I have a dataset containing event occurrences, with a start time and duration. I'm trying to get this into a boolean format (i.e. True value when the event was occurring and a False when it was not).
Example dataframe:
time | event_id | duration |
---|---|---|
2 | 1 | 3 |
3 | 2 | 15 |
7 | 1 | 4 |
14 | 3 | 6 |
and my desired output would be:
time | event_1 | event_2 | event3 |
---|---|---|---|
0 | 0 | 0 | 0 |
1 | 0 | 0 | 0 |
2 | 1 | 0 | 0 |
3 | 1 | 1 | 0 |
4 | 1 | 1 | 0 |
5 | 0 | 1 | 0 |
... | ... | ... | ... |
16 | 0 | 1 | 1 |
17 | 0 | 1 | 1 |
18 | 0 | 0 | 1 |
19 | 0 | 0 | 1 |
20 | 0 | 0 | 0 |
My solution at the moment is this:
df = pd.DataFrame(columns=["time", "event_id", "duration"], data=[[2,1,3], [3,2,15], [7,1,4], [14,3,6]])

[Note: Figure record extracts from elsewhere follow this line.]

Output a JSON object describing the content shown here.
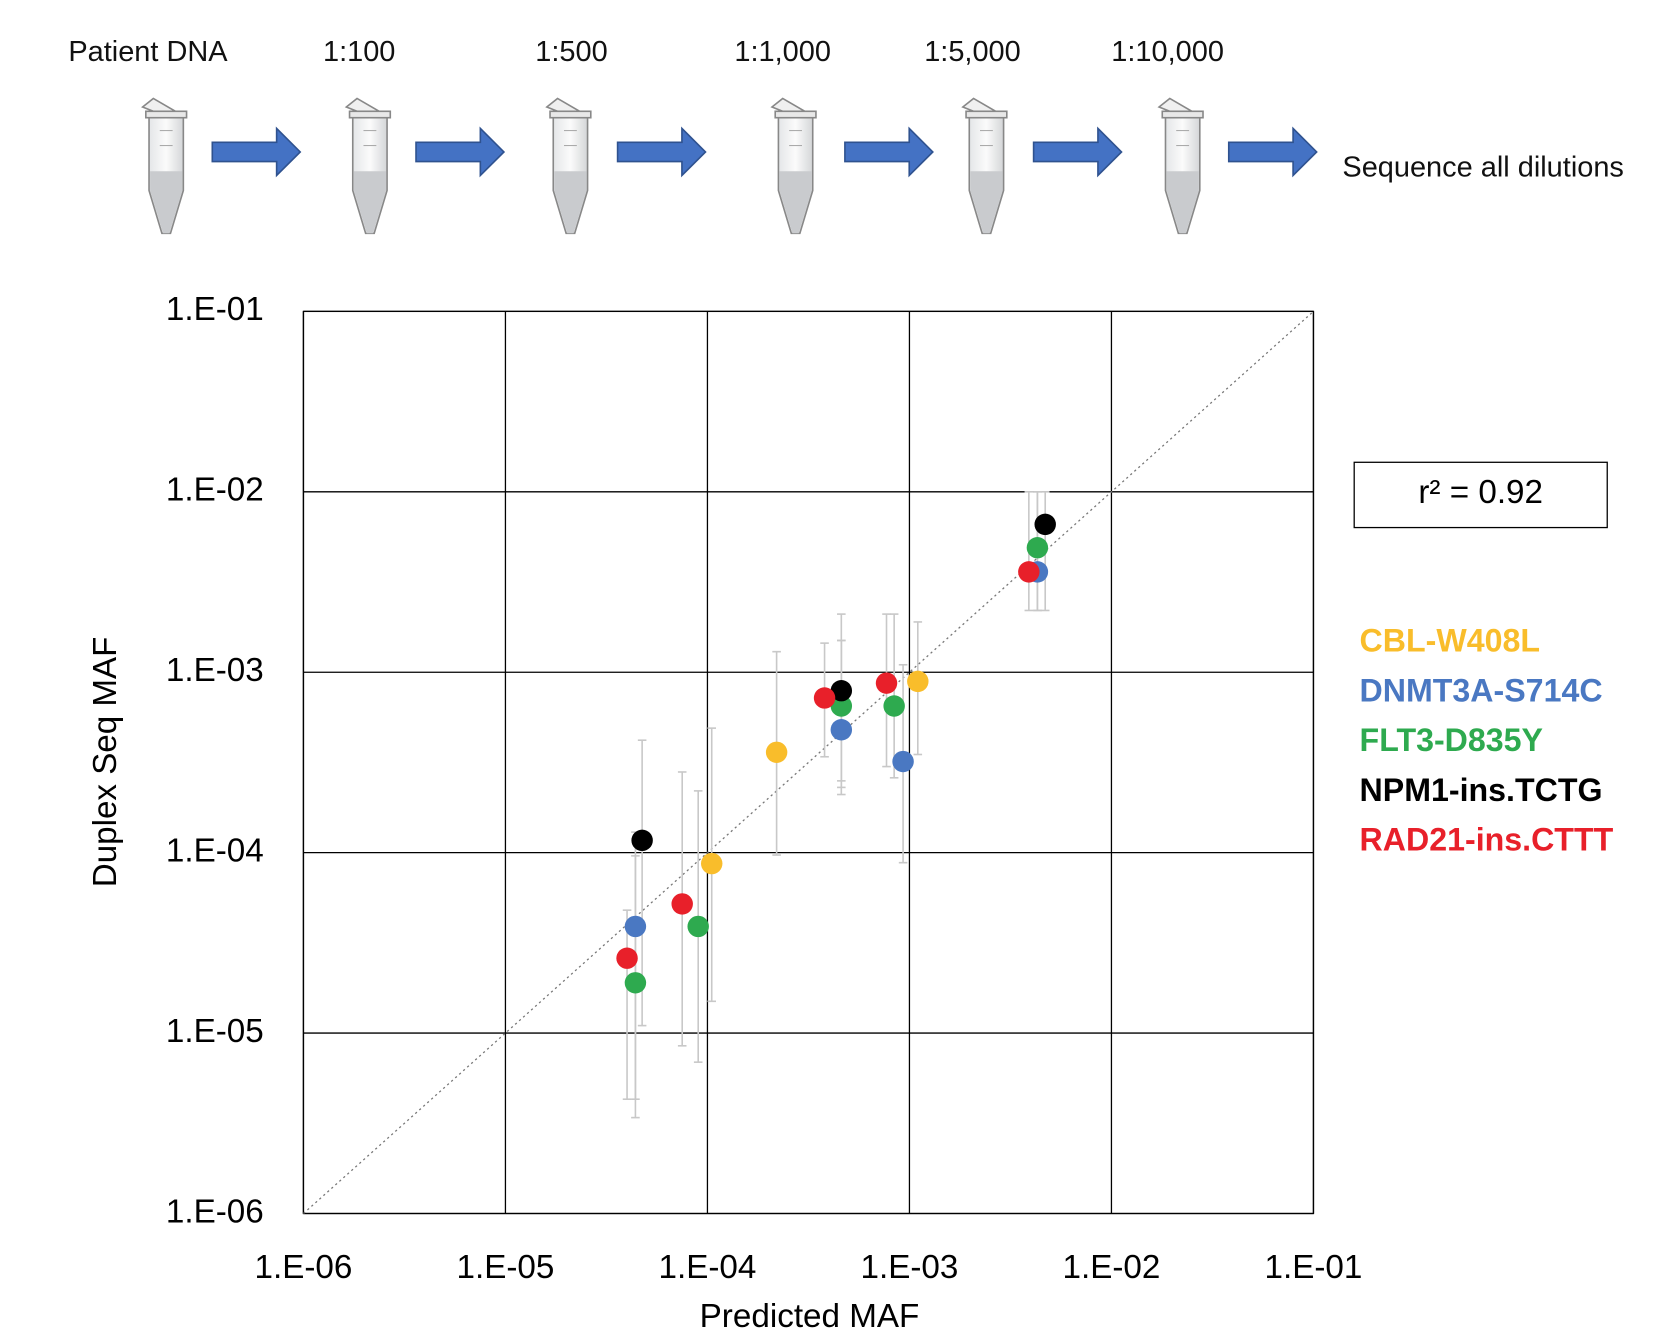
{
  "diagram": {
    "steps": [
      "Patient DNA",
      "1:100",
      "1:500",
      "1:1,000",
      "1:5,000",
      "1:10,000"
    ],
    "final_step": "Sequence all dilutions"
  },
  "chart_data": {
    "type": "scatter",
    "x_label": "Predicted MAF",
    "y_label": "Duplex Seq MAF",
    "annotation": "r² = 0.92",
    "x_scale": "log",
    "y_scale": "log",
    "grid": true,
    "legend": "right",
    "identity_line": true,
    "error_bar_color": "#c8c8c8",
    "xlim": [
      1e-06,
      0.1
    ],
    "ylim": [
      1e-06,
      0.1
    ],
    "xticks": [
      {
        "value": 1e-06,
        "label": "1.E-06"
      },
      {
        "value": 1e-05,
        "label": "1.E-05"
      },
      {
        "value": 0.0001,
        "label": "1.E-04"
      },
      {
        "value": 0.001,
        "label": "1.E-03"
      },
      {
        "value": 0.01,
        "label": "1.E-02"
      },
      {
        "value": 0.1,
        "label": "1.E-01"
      }
    ],
    "yticks": [
      {
        "value": 1e-06,
        "label": "1.E-06"
      },
      {
        "value": 1e-05,
        "label": "1.E-05"
      },
      {
        "value": 0.0001,
        "label": "1.E-04"
      },
      {
        "value": 0.001,
        "label": "1.E-03"
      },
      {
        "value": 0.01,
        "label": "1.E-02"
      },
      {
        "value": 0.1,
        "label": "1.E-01"
      }
    ],
    "series": [
      {
        "name": "CBL-W408L",
        "color": "#f9bd2b",
        "x": [
          0.0011,
          0.00022,
          0.000105
        ],
        "values": [
          0.00089,
          0.00036,
          8.7e-05
        ],
        "lower": [
          0.00035,
          9.7e-05,
          1.5e-05
        ],
        "upper": [
          0.0019,
          0.0013,
          0.00049
        ]
      },
      {
        "name": "DNMT3A-S714C",
        "color": "#4a78c2",
        "x": [
          0.0043,
          0.00046,
          0.00093,
          4.4e-05
        ],
        "values": [
          0.0036,
          0.00048,
          0.00032,
          3.9e-05
        ],
        "lower": [
          0.0022,
          0.00021,
          8.8e-05,
          4.3e-06
        ],
        "upper": [
          0.01,
          0.0015,
          0.0011,
          9.6e-05
        ]
      },
      {
        "name": "FLT3-D835Y",
        "color": "#2eaa4f",
        "x": [
          0.0043,
          0.00046,
          0.00084,
          9e-05,
          4.4e-05
        ],
        "values": [
          0.0049,
          0.00065,
          0.00065,
          3.9e-05,
          1.9e-05
        ],
        "lower": [
          0.0022,
          0.00023,
          0.00026,
          6.9e-06,
          3.4e-06
        ],
        "upper": [
          0.01,
          0.0021,
          0.0021,
          0.00022,
          0.00013
        ]
      },
      {
        "name": "NPM1-ins.TCTG",
        "color": "#000000",
        "x": [
          0.0047,
          0.00046,
          4.75e-05
        ],
        "values": [
          0.0066,
          0.00079,
          0.000117
        ],
        "lower": [
          0.0022,
          0.00025,
          1.1e-05
        ],
        "upper": [
          0.01,
          0.0015,
          0.00042
        ]
      },
      {
        "name": "RAD21-ins.CTTT",
        "color": "#e8202a",
        "x": [
          0.0039,
          0.00077,
          0.00038,
          7.5e-05,
          4e-05
        ],
        "values": [
          0.0036,
          0.00087,
          0.00072,
          5.2e-05,
          2.6e-05
        ],
        "lower": [
          0.0022,
          0.0003,
          0.00034,
          8.5e-06,
          4.3e-06
        ],
        "upper": [
          0.01,
          0.0021,
          0.00145,
          0.00028,
          4.8e-05
        ]
      }
    ]
  }
}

max_time = 20 # this is an external value but can assume no events happen after this
df = df.pivot(index="time", columns="event_id", values="duration")
t = np.arange(0, max_time+1, 1)
df = df.reindex(t)
for col in df:
not_null = df.loc[~df[col].isna(), col]
for start, length in not_null.items():
df.loc[start:start+int(length)-1, col] = 1
df = df.fillna(0).astype(int)
This works but because I'm nesting a loop it doesn't feel very scalable, and I want to be able to log hundreds of events over spans of several hours. Is there way I can do this with pandas functions to parallelise this more?